Just then, two guys ran by on either side of me, jarring me away from my thoughts. They jogged up the sidewalk at a brisk pace towards Woods House. In the glow of the street lamps, I saw that they were wearing stocking caps, but nothing else. Their asses glowed dully in the soft light. What the fuck?
And so began two weeks of the craziest shit I had ever witnessed up to that point in my life. Streaking had come to Southwest Missouri State University. It didn't have it's roots there. It couldn't have. It all started somewhere else and gradually filtered into my little part of the country, on the outer fringes of the Bible Belt. I don't know what fueled it. Perhaps a combination of warm weather, the end of school, the pressures of finals and a fear of the great "after". All it needed was a spark to ignite it. A bottle of Boone's Farm, a six-pack of Schlitz, a joint, or maybe all three and it was ablaze.

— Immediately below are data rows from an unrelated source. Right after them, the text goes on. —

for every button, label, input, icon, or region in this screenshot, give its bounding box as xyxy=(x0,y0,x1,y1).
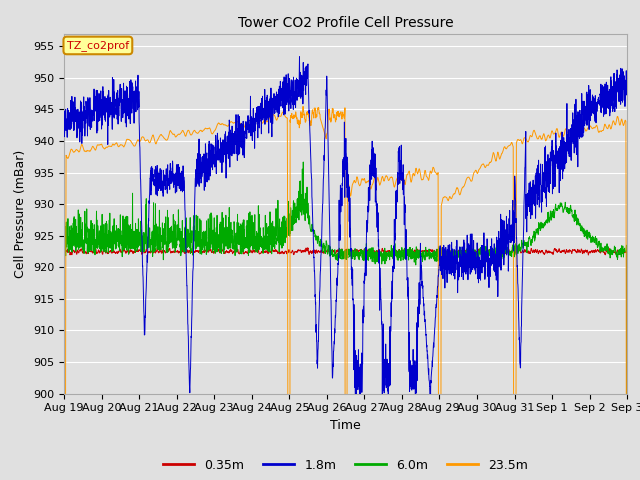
Title: Tower CO2 Profile Cell Pressure: Tower CO2 Profile Cell Pressure xyxy=(238,16,453,30)
Y-axis label: Cell Pressure (mBar): Cell Pressure (mBar) xyxy=(15,149,28,278)
Legend: 0.35m, 1.8m, 6.0m, 23.5m: 0.35m, 1.8m, 6.0m, 23.5m xyxy=(158,454,533,477)
Text: TZ_co2prof: TZ_co2prof xyxy=(67,40,129,51)
X-axis label: Time: Time xyxy=(330,419,361,432)
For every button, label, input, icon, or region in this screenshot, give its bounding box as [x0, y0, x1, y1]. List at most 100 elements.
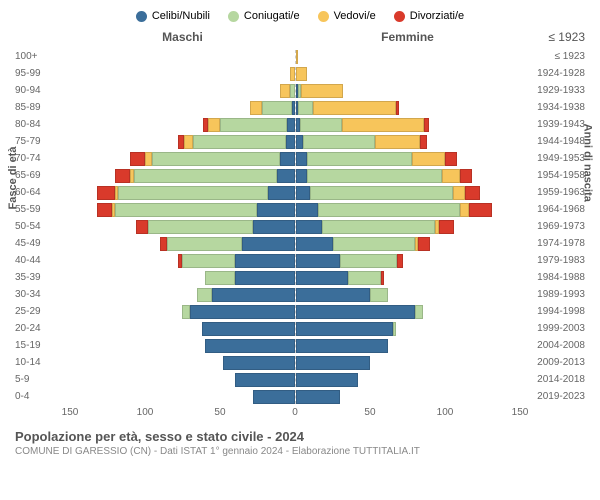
birth-year-label: 1979-1983 — [520, 255, 585, 266]
bar-segment — [412, 152, 445, 166]
legend: Celibi/NubiliConiugati/eVedovi/eDivorzia… — [15, 10, 585, 22]
bar-segment — [307, 169, 442, 183]
y-axis-right-label: Anni di nascita — [581, 123, 593, 201]
bar-group — [70, 254, 520, 268]
female-bar — [295, 373, 521, 387]
bar-segment — [118, 186, 268, 200]
bar-segment — [342, 118, 424, 132]
legend-item: Vedovi/e — [318, 10, 376, 22]
x-tick-label: 0 — [292, 407, 298, 418]
bar-segment — [97, 203, 112, 217]
bar-segment — [223, 356, 295, 370]
age-label: 15-19 — [15, 340, 70, 351]
bar-segment — [333, 237, 415, 251]
bar-segment — [340, 254, 397, 268]
male-bar — [70, 271, 295, 285]
female-bar — [295, 305, 521, 319]
legend-label: Celibi/Nubili — [152, 10, 210, 22]
male-bar — [70, 305, 295, 319]
bar-segment — [298, 101, 313, 115]
bar-group — [70, 237, 520, 251]
bar-segment — [420, 135, 427, 149]
bar-segment — [296, 339, 389, 353]
bar-segment — [296, 322, 393, 336]
plot-area: Fasce di età Anni di nascita 100+≤ 19239… — [15, 48, 585, 421]
female-bar — [295, 203, 521, 217]
age-label: 75-79 — [15, 136, 70, 147]
chart-subtitle: COMUNE DI GARESSIO (CN) - Dati ISTAT 1° … — [15, 446, 585, 457]
bar-segment — [381, 271, 384, 285]
bar-segment — [445, 152, 457, 166]
bar-segment — [235, 254, 295, 268]
male-bar — [70, 356, 295, 370]
bar-segment — [202, 322, 295, 336]
bar-segment — [370, 288, 388, 302]
bar-segment — [296, 220, 323, 234]
bar-segment — [134, 169, 276, 183]
bar-segment — [393, 322, 396, 336]
age-label: 55-59 — [15, 204, 70, 215]
female-bar — [295, 84, 521, 98]
age-row: 25-291994-1998 — [15, 303, 585, 320]
bar-segment — [442, 169, 460, 183]
bar-group — [70, 84, 520, 98]
legend-label: Vedovi/e — [334, 10, 376, 22]
bar-segment — [130, 152, 145, 166]
bar-segment — [469, 203, 491, 217]
bar-segment — [303, 135, 375, 149]
age-row: 30-341989-1993 — [15, 286, 585, 303]
bar-group — [70, 390, 520, 404]
age-label: 65-69 — [15, 170, 70, 181]
bar-segment — [313, 101, 395, 115]
age-row: 45-491974-1978 — [15, 235, 585, 252]
bar-segment — [253, 390, 295, 404]
age-label: 60-64 — [15, 187, 70, 198]
bar-segment — [296, 169, 308, 183]
bar-segment — [136, 220, 148, 234]
female-bar — [295, 101, 521, 115]
age-label: 30-34 — [15, 289, 70, 300]
bar-segment — [296, 271, 348, 285]
legend-swatch — [394, 11, 405, 22]
legend-swatch — [318, 11, 329, 22]
bar-segment — [307, 152, 412, 166]
male-header: Maschi — [70, 30, 295, 44]
birth-year-label: 1939-1943 — [520, 119, 585, 130]
bar-segment — [296, 373, 359, 387]
birth-year-label: 2004-2008 — [520, 340, 585, 351]
age-row: 85-891934-1938 — [15, 99, 585, 116]
birth-year-label: 2014-2018 — [520, 374, 585, 385]
bar-segment — [280, 84, 290, 98]
bar-group — [70, 118, 520, 132]
bar-segment — [160, 237, 167, 251]
bar-segment — [348, 271, 381, 285]
legend-swatch — [228, 11, 239, 22]
female-bar — [295, 339, 521, 353]
bar-group — [70, 152, 520, 166]
bar-segment — [97, 186, 115, 200]
bar-group — [70, 339, 520, 353]
chart-footer: Popolazione per età, sesso e stato civil… — [15, 429, 585, 457]
y-axis-left-label: Fasce di età — [7, 146, 19, 209]
bar-segment — [167, 237, 242, 251]
age-label: 95-99 — [15, 68, 70, 79]
bar-segment — [460, 169, 472, 183]
age-row: 50-541969-1973 — [15, 218, 585, 235]
birth-year-label: 1964-1968 — [520, 204, 585, 215]
male-bar — [70, 169, 295, 183]
bar-segment — [197, 288, 212, 302]
birth-year-label: ≤ 1923 — [520, 51, 585, 62]
male-bar — [70, 101, 295, 115]
female-bar — [295, 135, 521, 149]
age-row: 10-142009-2013 — [15, 354, 585, 371]
bar-group — [70, 50, 520, 64]
population-pyramid-chart: Celibi/NubiliConiugati/eVedovi/eDivorzia… — [0, 0, 600, 500]
bar-group — [70, 373, 520, 387]
birth-year-label: 1934-1938 — [520, 102, 585, 113]
birth-year-label: 1974-1978 — [520, 238, 585, 249]
legend-item: Divorziati/e — [394, 10, 464, 22]
female-header: Femmine — [295, 30, 520, 44]
bar-segment — [152, 152, 279, 166]
age-row: 75-791944-1948 — [15, 133, 585, 150]
bar-group — [70, 186, 520, 200]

The streaking on campus only occurred at night. There were no daylight sightings and certainly no one running through classrooms sans clothing. After all, this was God's country. A modicum of modesty and anonymity had to be maintained.
From that first night, the number of streakers increased geometrically each evening until it culminated on a Friday night with an impromptu parade on the street dividing the dorms from the main part of campus. A long line of cars, bicycles, wheelbarrows and wagons ... all occupied by students in various stages of undress.

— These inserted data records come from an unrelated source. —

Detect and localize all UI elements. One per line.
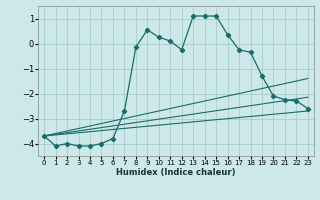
- X-axis label: Humidex (Indice chaleur): Humidex (Indice chaleur): [116, 168, 236, 177]
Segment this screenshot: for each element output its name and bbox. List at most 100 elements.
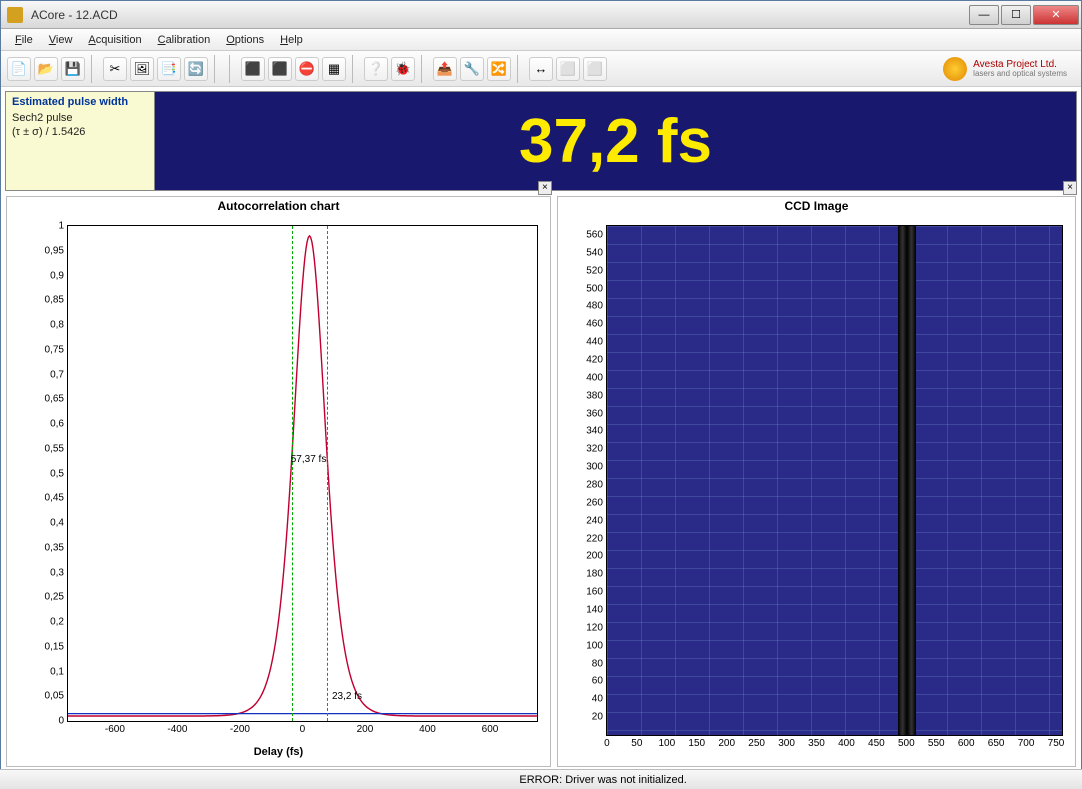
toolbar-button[interactable]: ⬜ (556, 57, 580, 81)
ccd-x-tick: 600 (958, 735, 975, 749)
y-tick: 0,3 (28, 567, 68, 578)
ccd-stripe (898, 226, 916, 735)
fwhm-marker-left (292, 226, 293, 721)
ccd-x-tick: 350 (808, 735, 825, 749)
pulse-info-header: Estimated pulse width (12, 96, 148, 108)
ccd-y-tick: 360 (573, 408, 607, 419)
ccd-y-tick: 300 (573, 462, 607, 473)
toolbar: 📄📂💾✂🖼📑🔄⬛⬛⛔▦❔🐞📤🔧🔀↔⬜⬜ Avesta Project Ltd. … (1, 51, 1081, 87)
ccd-x-tick: 400 (838, 735, 855, 749)
toolbar-button[interactable]: 🐞 (391, 57, 415, 81)
ccd-y-tick: 460 (573, 319, 607, 330)
ccd-x-tick: 650 (988, 735, 1005, 749)
toolbar-button[interactable]: ❔ (364, 57, 388, 81)
x-tick: 200 (357, 721, 374, 735)
minimize-button[interactable]: — (969, 5, 999, 25)
pulse-ratio: (τ ± σ) / 1.5426 (12, 126, 148, 138)
toolbar-button[interactable]: 🔧 (460, 57, 484, 81)
ccd-y-tick: 440 (573, 337, 607, 348)
toolbar-button[interactable]: 📄 (7, 57, 31, 81)
x-tick: 0 (300, 721, 306, 735)
autocorrelation-title: Autocorrelation chart (7, 199, 550, 213)
ccd-x-tick: 200 (718, 735, 735, 749)
y-tick: 0,95 (28, 245, 68, 256)
ccd-x-tick: 300 (778, 735, 795, 749)
toolbar-button[interactable]: ⬛ (268, 57, 292, 81)
readout-row: Estimated pulse width Sech2 pulse (τ ± σ… (5, 91, 1077, 191)
menu-acquisition-label: cquisition (96, 34, 142, 46)
ccd-x-tick: 100 (658, 735, 675, 749)
y-tick: 0,6 (28, 419, 68, 430)
x-tick: 600 (482, 721, 499, 735)
x-tick: -400 (167, 721, 187, 735)
x-tick: 400 (419, 721, 436, 735)
menu-help-label: elp (288, 34, 303, 46)
ccd-y-tick: 280 (573, 479, 607, 490)
toolbar-button[interactable]: ↔ (529, 57, 553, 81)
ccd-y-tick: 560 (573, 229, 607, 240)
panel-close-button[interactable]: × (538, 181, 552, 195)
y-tick: 0,85 (28, 295, 68, 306)
ccd-x-tick: 250 (748, 735, 765, 749)
autocorrelation-curve (68, 226, 537, 721)
ccd-grid (607, 226, 1062, 735)
x-tick: -600 (105, 721, 125, 735)
brand-line1: Avesta Project Ltd. (973, 59, 1067, 70)
ccd-x-tick: 700 (1018, 735, 1035, 749)
ccd-panel-close-button[interactable]: × (1063, 181, 1077, 195)
toolbar-button[interactable]: 📑 (157, 57, 181, 81)
y-tick: 0,05 (28, 691, 68, 702)
y-tick: 0,35 (28, 542, 68, 553)
ccd-y-tick: 180 (573, 569, 607, 580)
ccd-y-tick: 480 (573, 301, 607, 312)
y-tick: 0,7 (28, 369, 68, 380)
maximize-button[interactable]: ☐ (1001, 5, 1031, 25)
ccd-y-tick: 160 (573, 587, 607, 598)
y-tick: 0,25 (28, 592, 68, 603)
toolbar-button[interactable]: 📂 (34, 57, 58, 81)
ccd-y-tick: 140 (573, 604, 607, 615)
menubar: File View Acquisition Calibration Option… (1, 29, 1081, 51)
fwhm-marker-right (327, 226, 328, 721)
brand-line2: lasers and optical systems (973, 70, 1067, 79)
toolbar-button[interactable]: 🔄 (184, 57, 208, 81)
ccd-x-tick: 550 (928, 735, 945, 749)
x-tick: -200 (230, 721, 250, 735)
toolbar-button[interactable]: 📤 (433, 57, 457, 81)
charts-area: × Autocorrelation chart 57,37 fs 23,2 fs… (6, 196, 1076, 767)
window-buttons: — ☐ ✕ (967, 5, 1079, 25)
menu-options[interactable]: Options (218, 32, 272, 48)
ccd-y-tick: 320 (573, 444, 607, 455)
ccd-y-tick: 20 (573, 712, 607, 723)
toolbar-button[interactable]: ▦ (322, 57, 346, 81)
ccd-x-tick: 750 (1048, 735, 1065, 749)
toolbar-button[interactable]: 🔀 (487, 57, 511, 81)
toolbar-button[interactable]: ⬛ (241, 57, 265, 81)
y-tick: 0,45 (28, 493, 68, 504)
y-tick: 0,15 (28, 641, 68, 652)
toolbar-button[interactable]: 🖼 (130, 57, 154, 81)
y-tick: 0,55 (28, 443, 68, 454)
menu-calibration[interactable]: Calibration (150, 32, 219, 48)
toolbar-button[interactable]: ✂ (103, 57, 127, 81)
brand-logo-icon (943, 57, 967, 81)
y-tick: 0,8 (28, 320, 68, 331)
ccd-x-tick: 500 (898, 735, 915, 749)
ccd-plot[interactable]: 2040608010012014016018020022024026028030… (606, 225, 1063, 736)
close-button[interactable]: ✕ (1033, 5, 1079, 25)
autocorrelation-panel: × Autocorrelation chart 57,37 fs 23,2 fs… (6, 196, 551, 767)
window-title: ACore - 12.ACD (27, 8, 967, 22)
menu-help[interactable]: Help (272, 32, 311, 48)
menu-file[interactable]: File (7, 32, 41, 48)
menu-view[interactable]: View (41, 32, 81, 48)
toolbar-button[interactable]: ⬜ (583, 57, 607, 81)
toolbar-button[interactable]: ⛔ (295, 57, 319, 81)
ccd-y-tick: 240 (573, 515, 607, 526)
autocorrelation-plot[interactable]: 57,37 fs 23,2 fs 00,050,10,150,20,250,30… (67, 225, 538, 722)
ccd-y-tick: 200 (573, 551, 607, 562)
brand: Avesta Project Ltd. lasers and optical s… (943, 57, 1075, 81)
ccd-y-tick: 80 (573, 658, 607, 669)
ccd-y-tick: 340 (573, 426, 607, 437)
menu-acquisition[interactable]: Acquisition (80, 32, 149, 48)
toolbar-button[interactable]: 💾 (61, 57, 85, 81)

The police and campus security were either overwhelmed, or wizened to such stunts. In any case, they backed off, but showed just enough presence to keep things from getting out of hand. The news crews came, but they really couldn't film anything of value. After all, those were nekkid people, and you can't show that on the TV.
And after the Friday night blow out, the fad quickly lost momentum and disappeared as quickly as it had begun. The last activity I observed was two young women standing on top of one of the women's dormitories, removing their tops and bouncing their boobs while screaming at the tops of their lungs. It wasn't even a proper streak.
About a year later, Jan and I were attending a party at a condo clubhouse, when one of the attendees emerged from a bathroom and bolted naked through the room, a trail of toilet paper fluttering from his nether region. We all laughed in feigned surprise, but we all thought, "what an assclam".
There's nothing more pitiful than someone who tries to participate in a fad months after it has died a natural death.